Wired had one superb piece by Gary Wolf about an emergency warning system in Portland, Oregon, where 911 alerts are fed back to schools, hospitals, and building managers, and community members can feed back into the system. This is a working model of decentralization and openness, ready to be adopted around the country.
There were a few other good bits sprinkled around the magazine, including a graphical one page summary of government spending to keep data secret.
But the bulk of the magazine was written on autopilot. The cover story about alternatives to oil was euphoric and shallow. The claims of providers, from ethanol to oil shale to hydrogen, were repeated uncritically, summarized in a table showing the plentiful riches that await slightly higher energy prices. No mention of the critique that ethanol requires more energy to produce than it generates, and hydrogen is interesting as an energy storage medium, not a fuel.
The alternative energy story in the Economist (the other bit of airplane reading) was much better in the level of detail and critical thinking.
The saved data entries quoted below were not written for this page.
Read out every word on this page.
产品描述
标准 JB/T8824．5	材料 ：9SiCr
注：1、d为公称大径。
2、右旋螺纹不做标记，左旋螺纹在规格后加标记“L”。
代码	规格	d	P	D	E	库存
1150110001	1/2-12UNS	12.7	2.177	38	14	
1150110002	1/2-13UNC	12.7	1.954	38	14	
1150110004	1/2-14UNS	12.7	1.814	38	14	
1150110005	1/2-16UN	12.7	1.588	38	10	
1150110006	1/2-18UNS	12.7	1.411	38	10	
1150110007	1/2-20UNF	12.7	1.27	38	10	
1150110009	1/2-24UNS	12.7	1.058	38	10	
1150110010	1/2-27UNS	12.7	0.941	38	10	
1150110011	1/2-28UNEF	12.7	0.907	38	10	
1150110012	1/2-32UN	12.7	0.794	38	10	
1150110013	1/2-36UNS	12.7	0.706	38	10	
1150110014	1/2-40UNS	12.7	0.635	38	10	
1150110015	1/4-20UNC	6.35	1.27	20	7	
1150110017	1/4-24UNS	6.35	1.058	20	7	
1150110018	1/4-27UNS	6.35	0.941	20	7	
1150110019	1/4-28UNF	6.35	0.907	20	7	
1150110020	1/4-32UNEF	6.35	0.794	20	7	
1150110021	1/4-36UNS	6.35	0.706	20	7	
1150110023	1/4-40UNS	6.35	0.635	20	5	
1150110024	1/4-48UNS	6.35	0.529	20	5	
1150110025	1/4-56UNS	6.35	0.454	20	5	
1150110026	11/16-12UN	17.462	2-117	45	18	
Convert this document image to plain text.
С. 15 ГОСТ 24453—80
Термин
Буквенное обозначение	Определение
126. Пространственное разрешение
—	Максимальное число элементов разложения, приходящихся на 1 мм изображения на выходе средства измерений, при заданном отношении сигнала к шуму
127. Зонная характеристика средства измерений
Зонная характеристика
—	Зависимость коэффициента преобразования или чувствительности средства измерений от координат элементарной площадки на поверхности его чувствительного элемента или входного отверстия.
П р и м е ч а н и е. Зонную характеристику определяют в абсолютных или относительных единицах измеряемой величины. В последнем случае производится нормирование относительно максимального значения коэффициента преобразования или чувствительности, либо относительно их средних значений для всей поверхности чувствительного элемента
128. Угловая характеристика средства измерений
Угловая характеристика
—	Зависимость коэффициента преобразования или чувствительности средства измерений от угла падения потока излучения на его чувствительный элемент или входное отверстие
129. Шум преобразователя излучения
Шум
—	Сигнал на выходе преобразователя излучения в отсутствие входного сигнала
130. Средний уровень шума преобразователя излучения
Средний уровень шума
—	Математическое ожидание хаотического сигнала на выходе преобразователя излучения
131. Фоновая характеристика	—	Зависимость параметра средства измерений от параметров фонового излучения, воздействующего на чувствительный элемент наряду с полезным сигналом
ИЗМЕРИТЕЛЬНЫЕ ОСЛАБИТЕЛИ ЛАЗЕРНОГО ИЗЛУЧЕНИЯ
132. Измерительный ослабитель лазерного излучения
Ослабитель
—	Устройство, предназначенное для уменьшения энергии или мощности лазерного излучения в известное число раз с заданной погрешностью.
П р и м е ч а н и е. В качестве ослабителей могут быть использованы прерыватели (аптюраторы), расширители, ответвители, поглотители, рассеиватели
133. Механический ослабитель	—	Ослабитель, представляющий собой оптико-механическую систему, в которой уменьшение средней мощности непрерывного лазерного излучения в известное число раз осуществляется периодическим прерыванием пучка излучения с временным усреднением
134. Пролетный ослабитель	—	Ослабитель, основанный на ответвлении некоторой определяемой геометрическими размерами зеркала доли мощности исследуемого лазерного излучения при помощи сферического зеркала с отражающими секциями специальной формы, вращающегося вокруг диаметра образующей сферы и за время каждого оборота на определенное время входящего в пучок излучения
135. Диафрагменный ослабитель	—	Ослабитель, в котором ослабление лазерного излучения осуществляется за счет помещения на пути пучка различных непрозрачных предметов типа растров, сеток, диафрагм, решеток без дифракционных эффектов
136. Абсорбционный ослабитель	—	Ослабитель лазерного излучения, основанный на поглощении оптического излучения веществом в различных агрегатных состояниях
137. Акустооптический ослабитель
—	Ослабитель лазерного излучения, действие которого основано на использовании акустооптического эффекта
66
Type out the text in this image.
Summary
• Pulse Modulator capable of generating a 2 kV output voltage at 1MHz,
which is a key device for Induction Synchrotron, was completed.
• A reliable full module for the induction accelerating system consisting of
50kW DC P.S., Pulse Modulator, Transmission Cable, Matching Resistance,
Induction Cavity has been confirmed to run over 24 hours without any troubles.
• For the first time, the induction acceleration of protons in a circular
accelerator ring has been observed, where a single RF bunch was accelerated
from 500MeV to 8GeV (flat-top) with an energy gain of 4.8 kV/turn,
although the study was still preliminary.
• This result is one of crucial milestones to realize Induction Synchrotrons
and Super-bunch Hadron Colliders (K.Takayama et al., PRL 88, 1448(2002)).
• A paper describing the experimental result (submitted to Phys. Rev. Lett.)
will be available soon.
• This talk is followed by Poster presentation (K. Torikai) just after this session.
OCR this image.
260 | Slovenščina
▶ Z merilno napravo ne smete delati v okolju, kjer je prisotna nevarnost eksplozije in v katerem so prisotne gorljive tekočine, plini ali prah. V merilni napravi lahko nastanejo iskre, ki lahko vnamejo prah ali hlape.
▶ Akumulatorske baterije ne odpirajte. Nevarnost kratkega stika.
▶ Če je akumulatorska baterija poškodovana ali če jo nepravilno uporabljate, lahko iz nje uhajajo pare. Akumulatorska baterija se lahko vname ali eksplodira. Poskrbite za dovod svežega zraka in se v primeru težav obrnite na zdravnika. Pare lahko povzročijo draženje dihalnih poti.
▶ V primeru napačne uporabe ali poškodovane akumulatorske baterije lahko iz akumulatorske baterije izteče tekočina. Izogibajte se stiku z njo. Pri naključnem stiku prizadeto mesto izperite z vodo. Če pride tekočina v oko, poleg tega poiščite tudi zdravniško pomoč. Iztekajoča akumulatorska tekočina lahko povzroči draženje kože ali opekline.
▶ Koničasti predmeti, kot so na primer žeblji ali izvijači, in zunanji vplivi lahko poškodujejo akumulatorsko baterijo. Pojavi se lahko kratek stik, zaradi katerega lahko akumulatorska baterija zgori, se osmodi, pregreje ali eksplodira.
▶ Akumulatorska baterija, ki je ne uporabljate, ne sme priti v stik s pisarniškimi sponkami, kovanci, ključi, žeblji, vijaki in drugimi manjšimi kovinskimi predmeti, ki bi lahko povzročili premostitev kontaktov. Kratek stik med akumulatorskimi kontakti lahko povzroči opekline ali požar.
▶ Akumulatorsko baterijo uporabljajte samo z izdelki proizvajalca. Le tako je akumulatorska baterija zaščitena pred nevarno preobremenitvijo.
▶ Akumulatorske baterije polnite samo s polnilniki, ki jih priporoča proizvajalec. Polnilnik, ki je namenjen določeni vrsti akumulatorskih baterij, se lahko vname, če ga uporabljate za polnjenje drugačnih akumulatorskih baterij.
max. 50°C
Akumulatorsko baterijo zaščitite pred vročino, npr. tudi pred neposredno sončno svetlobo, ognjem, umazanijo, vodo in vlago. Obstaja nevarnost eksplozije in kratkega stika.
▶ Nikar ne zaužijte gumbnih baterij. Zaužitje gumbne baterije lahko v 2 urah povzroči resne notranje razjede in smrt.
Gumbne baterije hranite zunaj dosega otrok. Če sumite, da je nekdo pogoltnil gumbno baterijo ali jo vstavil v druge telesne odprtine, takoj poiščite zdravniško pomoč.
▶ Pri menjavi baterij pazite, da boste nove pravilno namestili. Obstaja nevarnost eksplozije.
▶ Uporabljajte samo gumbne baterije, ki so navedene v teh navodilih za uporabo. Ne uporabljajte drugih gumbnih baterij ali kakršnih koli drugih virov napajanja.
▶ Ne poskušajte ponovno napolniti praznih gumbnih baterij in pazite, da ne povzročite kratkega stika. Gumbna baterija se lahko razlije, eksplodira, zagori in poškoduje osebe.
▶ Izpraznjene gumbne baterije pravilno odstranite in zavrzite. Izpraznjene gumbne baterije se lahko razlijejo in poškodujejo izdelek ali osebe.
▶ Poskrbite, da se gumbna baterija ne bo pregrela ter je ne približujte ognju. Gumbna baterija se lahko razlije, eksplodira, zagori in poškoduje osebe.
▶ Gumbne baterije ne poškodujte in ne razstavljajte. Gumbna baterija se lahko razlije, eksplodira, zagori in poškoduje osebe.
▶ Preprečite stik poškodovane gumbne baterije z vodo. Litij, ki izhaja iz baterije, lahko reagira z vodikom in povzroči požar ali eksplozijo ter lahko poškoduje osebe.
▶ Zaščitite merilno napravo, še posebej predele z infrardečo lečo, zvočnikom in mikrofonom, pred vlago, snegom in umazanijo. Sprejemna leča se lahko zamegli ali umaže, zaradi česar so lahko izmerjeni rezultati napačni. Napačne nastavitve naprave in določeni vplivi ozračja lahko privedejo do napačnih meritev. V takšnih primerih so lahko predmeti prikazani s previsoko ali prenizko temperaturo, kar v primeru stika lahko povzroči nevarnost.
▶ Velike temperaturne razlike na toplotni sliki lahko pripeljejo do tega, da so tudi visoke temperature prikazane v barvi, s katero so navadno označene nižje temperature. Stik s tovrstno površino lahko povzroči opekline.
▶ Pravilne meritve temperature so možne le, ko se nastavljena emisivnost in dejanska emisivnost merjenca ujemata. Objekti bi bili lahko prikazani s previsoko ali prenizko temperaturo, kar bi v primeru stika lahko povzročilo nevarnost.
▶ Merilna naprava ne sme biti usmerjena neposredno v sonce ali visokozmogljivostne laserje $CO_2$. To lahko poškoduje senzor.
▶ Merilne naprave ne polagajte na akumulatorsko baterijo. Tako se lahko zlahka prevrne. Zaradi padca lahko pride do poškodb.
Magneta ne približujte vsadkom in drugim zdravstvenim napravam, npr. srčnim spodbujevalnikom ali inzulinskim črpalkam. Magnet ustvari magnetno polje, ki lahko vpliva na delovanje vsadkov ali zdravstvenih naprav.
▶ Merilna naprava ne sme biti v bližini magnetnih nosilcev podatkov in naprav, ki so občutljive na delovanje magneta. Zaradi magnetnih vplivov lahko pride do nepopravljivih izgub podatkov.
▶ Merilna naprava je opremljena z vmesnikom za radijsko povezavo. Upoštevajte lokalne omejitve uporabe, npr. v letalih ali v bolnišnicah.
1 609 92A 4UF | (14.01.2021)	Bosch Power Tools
A regular diet of blogs like The Oil Drum and the Ergosphere provide an infinitely richer picture about the opportunities and risks of post-oil energy technologies.
One effusive story about homeland security vendors was downright creepy. An ex-athlete with government connections raises venture financing with the purpose of buying out a homeland security vendor — any vendor – and selling the product to the government. Reminds me a bit about this story that broke last week in the Washington Post. It would be a fine idea to take down the names in the article and watch to see if any of the players are bankrupt or indicted in the next few years.
And the articles about media — movies, games, video, music read like product placement. It’s Entertainment Tonight with a focus on special effects. The esthetic is anti-O’Reillly — the audience is a consumer not a producer. The section on personal DVR knocks Linux versions as being “too hard” — true, linux dvrs aren’t consumer products yet, but the Wired editors are making that decision for the readers, assuming assuming their readers don’t include hackers anymore. There’s not so much critical thinking about the role of broadband and copyright policy on creative innovation, except for Xeni Jardin’s interview of Steven Soderberg, where the movie director fantasizes about mashups he can’t legally make.
I can’t remember when I stopped reading Wired Magazine. At its best, it was a heady brew of technoeuphoria, exploration of new ideas sparked by new technology, tasty tech and media tips, and gizmo ad porn.
Wired does publish some excellent work. These days, the good articles already make their way to the link inbox via blogging. External links are a better way to find those good articles than separating the glossy ad pages. The tips about gadgets and games and tech stuff can all be found sooner by blog.
This isn’t about the net killing magazines. It’s about the need to have a better product. If the issue had five or ten strong articles instead of two or three, Wired would have a regular reader.